People don’t need organisations to volunteer

We have seen a huge outpouring of community effort and a lot of this is not coming through traditional organisations but in informal networks, individual WhatsApp groups or Facebook groups. There has been a trend over the past year or two towards less formal structures for volunteering and that has now snowballed as a result of this crisis. The key issues that this raises are those of co-ordination – how can the state, which needs to ensure access to services for everyone, work with such informal groups especially when these groups have no insurance, safeguarding procedures, health and safety policies and charity registration?   

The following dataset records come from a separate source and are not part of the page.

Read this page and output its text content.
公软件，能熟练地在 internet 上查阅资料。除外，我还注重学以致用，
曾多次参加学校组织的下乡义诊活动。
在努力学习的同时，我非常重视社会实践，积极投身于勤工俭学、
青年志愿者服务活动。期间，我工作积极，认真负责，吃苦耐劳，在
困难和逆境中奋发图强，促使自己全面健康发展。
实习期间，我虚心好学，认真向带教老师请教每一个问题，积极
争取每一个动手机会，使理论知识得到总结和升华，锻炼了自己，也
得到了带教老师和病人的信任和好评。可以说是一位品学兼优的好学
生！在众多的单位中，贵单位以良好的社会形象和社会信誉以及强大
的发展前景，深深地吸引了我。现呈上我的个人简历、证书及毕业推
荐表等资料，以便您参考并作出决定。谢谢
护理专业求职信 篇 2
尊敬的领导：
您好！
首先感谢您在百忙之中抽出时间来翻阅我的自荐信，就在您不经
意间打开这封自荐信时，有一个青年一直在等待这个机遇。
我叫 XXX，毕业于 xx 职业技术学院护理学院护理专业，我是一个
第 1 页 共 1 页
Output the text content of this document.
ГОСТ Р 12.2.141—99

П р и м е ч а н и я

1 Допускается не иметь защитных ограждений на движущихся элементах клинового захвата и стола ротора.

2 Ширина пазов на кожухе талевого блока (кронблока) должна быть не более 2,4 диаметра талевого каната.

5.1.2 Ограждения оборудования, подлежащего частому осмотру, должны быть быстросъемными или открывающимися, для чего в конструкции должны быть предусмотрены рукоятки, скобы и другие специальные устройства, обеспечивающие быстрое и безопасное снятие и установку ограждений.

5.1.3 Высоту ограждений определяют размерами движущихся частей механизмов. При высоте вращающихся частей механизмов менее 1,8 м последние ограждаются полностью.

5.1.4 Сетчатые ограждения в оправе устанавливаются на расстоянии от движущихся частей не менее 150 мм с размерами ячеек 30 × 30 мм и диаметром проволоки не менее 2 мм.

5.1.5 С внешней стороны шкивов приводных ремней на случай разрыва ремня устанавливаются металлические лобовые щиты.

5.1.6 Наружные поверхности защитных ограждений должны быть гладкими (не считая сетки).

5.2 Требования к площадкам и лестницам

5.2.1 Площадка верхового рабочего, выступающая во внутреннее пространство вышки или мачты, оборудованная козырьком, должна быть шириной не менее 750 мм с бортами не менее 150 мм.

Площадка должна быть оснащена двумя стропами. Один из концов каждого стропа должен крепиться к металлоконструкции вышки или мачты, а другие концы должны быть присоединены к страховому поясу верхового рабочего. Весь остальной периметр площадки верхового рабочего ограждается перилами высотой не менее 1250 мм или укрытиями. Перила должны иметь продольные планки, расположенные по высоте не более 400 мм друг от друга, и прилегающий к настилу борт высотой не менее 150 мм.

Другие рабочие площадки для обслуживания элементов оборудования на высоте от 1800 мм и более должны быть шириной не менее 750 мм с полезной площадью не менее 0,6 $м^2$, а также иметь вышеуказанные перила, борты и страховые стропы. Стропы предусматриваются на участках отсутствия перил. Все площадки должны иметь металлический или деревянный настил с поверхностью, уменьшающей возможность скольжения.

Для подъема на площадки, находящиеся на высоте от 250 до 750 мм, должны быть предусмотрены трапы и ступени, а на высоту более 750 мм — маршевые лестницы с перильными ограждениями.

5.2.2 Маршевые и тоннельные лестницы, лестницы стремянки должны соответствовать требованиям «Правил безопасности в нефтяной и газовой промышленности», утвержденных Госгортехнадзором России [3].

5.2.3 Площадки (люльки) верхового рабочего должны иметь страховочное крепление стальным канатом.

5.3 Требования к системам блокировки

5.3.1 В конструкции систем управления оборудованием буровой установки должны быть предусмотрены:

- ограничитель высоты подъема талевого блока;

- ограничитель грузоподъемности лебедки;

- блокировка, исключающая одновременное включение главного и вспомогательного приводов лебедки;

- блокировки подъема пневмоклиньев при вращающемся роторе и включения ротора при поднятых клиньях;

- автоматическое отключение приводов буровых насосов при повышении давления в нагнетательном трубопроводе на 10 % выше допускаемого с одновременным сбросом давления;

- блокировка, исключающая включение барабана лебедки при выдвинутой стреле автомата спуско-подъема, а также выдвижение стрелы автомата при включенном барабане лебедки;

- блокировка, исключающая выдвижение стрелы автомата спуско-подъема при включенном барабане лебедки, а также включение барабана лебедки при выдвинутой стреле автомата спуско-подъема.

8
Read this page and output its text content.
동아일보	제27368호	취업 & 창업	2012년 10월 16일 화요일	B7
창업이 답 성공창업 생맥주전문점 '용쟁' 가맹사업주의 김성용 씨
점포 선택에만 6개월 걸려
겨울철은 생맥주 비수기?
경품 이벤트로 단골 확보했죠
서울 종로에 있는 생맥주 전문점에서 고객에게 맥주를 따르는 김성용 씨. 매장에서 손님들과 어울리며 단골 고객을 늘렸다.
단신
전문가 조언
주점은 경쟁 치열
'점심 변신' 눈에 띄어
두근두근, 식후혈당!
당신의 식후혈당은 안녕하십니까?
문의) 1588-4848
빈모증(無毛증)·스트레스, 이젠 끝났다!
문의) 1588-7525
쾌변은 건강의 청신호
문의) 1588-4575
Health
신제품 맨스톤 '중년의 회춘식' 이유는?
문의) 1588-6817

Volunteering and wellbeing

The PHA’s ‘5 steps to wellbeing’ illustrates how much volunteering maintains and improves our wellbeing, particularly at this time;

  • Volunteering allows us to connect with others and that contact enriches our lives and helps us to cope when things are hard. It helps to lessen loneliness.
  • Volunteering keeps us active – our research shows that, especially for over 50 year olds, volunteering increases physical activity levels, which helps to keep us mentally and physically well. 
  • Volunteering helps us to notice and engage with the world around us and to keep learning. It helps build skills whether planning a future career or thinking of a change in direction. 
  • Most importantly volunteering allows us to give, to make a difference in someone else’s life – to not just think of ourselves but to look out for others.

As we work through the challenges of finding people meaningful opportunities, we should all consider the possibility that this current situation provides us with a chance to build a future that allows people to volunteer to play a fuller role in our community life.